Geoscientific Model Development (Nov 2022)
Advancing precipitation prediction using a new-generation storm-resolving model framework – SIMA-MPAS (V1.0): a case study over the western United States
Abstract
Global climate models (GCMs) have advanced in many ways as computing power has allowed more complexity and finer resolutions. As GCMs reach storm-resolving scales, they need to be able to produce realistic precipitation intensity, duration, and frequency at fine scales with consideration of scale-aware parameterization. This study uses a state-of-the-art storm-resolving GCM with a nonhydrostatic dynamical core – the Model for Prediction Across Scales (MPAS), incorporated in the atmospheric component (Community Atmosphere Model, CAM) of the open-source Community Earth System Model (CESM), within the System for Integrated Modeling of the Atmosphere (SIMA) framework (referred to as SIMA-MPAS). At uniform coarse (here, at 120 km) grid resolution, the SIMA-MPAS configuration is comparable to the standard hydrostatic CESM (with a finite-volume (FV) dynamical core) with reasonable energy and mass conservation on climatological timescales.
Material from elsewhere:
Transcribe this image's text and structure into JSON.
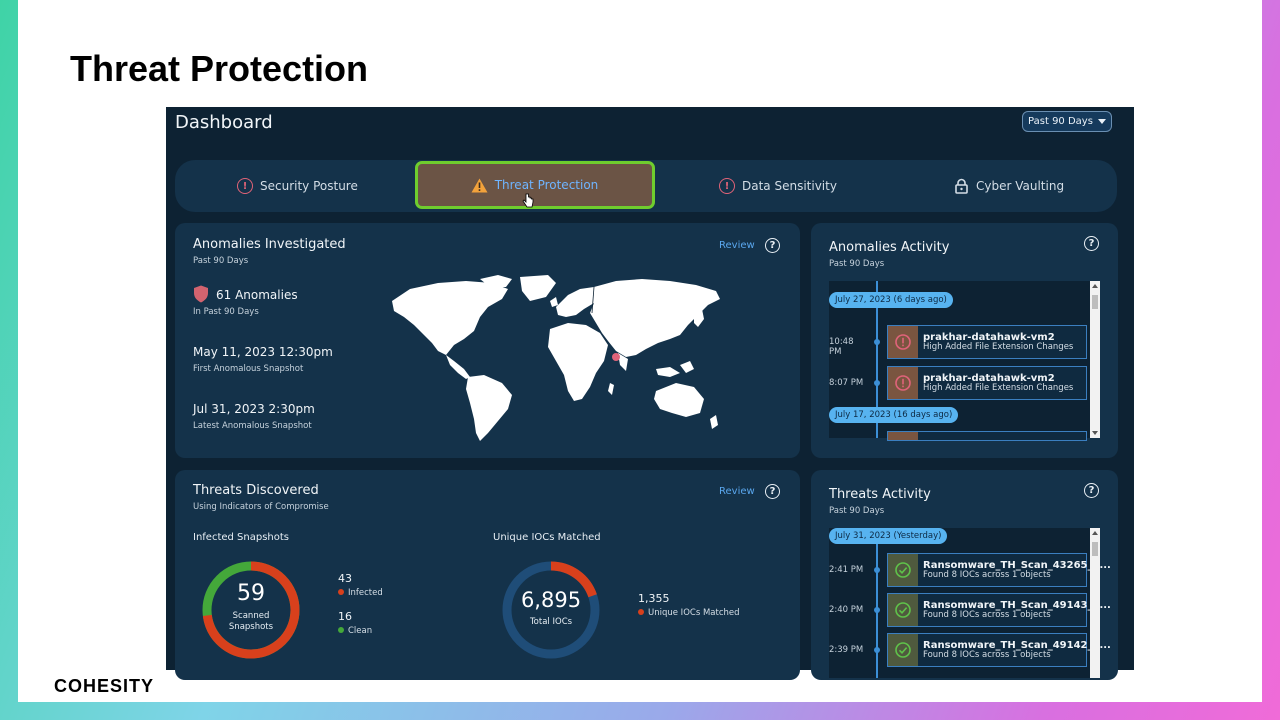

With the comparable energy and mass balance performance between CAM-FV (workhorse dynamical core) and SIMA-MPAS (newly developed dynamical core), it gives confidence in SIMA-MPAS's applications at a finer resolution. To evaluate this, we focus on how the SIMA-MPAS model performs when reaching a storm-resolving scale at 3 km. To do this efficiently, we compose a case study using a SIMA-MPAS variable-resolution configuration with a refined mesh of 3 km covering the western USA and 60 km over the rest of the globe. We evaluated the model performance using satellite and station-based gridded observations with comparison to a traditional regional climate model (WRF, the Weather Research and Forecasting model). Our results show realistic representations of precipitation over the refined complex terrains temporally and spatially. Along with much improved near-surface temperature, realistic topography, and land–air interactions, we also demonstrate significantly enhanced snowpack distributions. This work illustrates that the global SIMA-MPAS at storm-resolving resolution can produce much more realistic regional climate variability, fine-scale features, and extremes to advance both climate and weather studies. This next-generation storm-resolving model could ultimately bridge large-scale forcing constraints and better inform climate impacts and weather predictions across scales.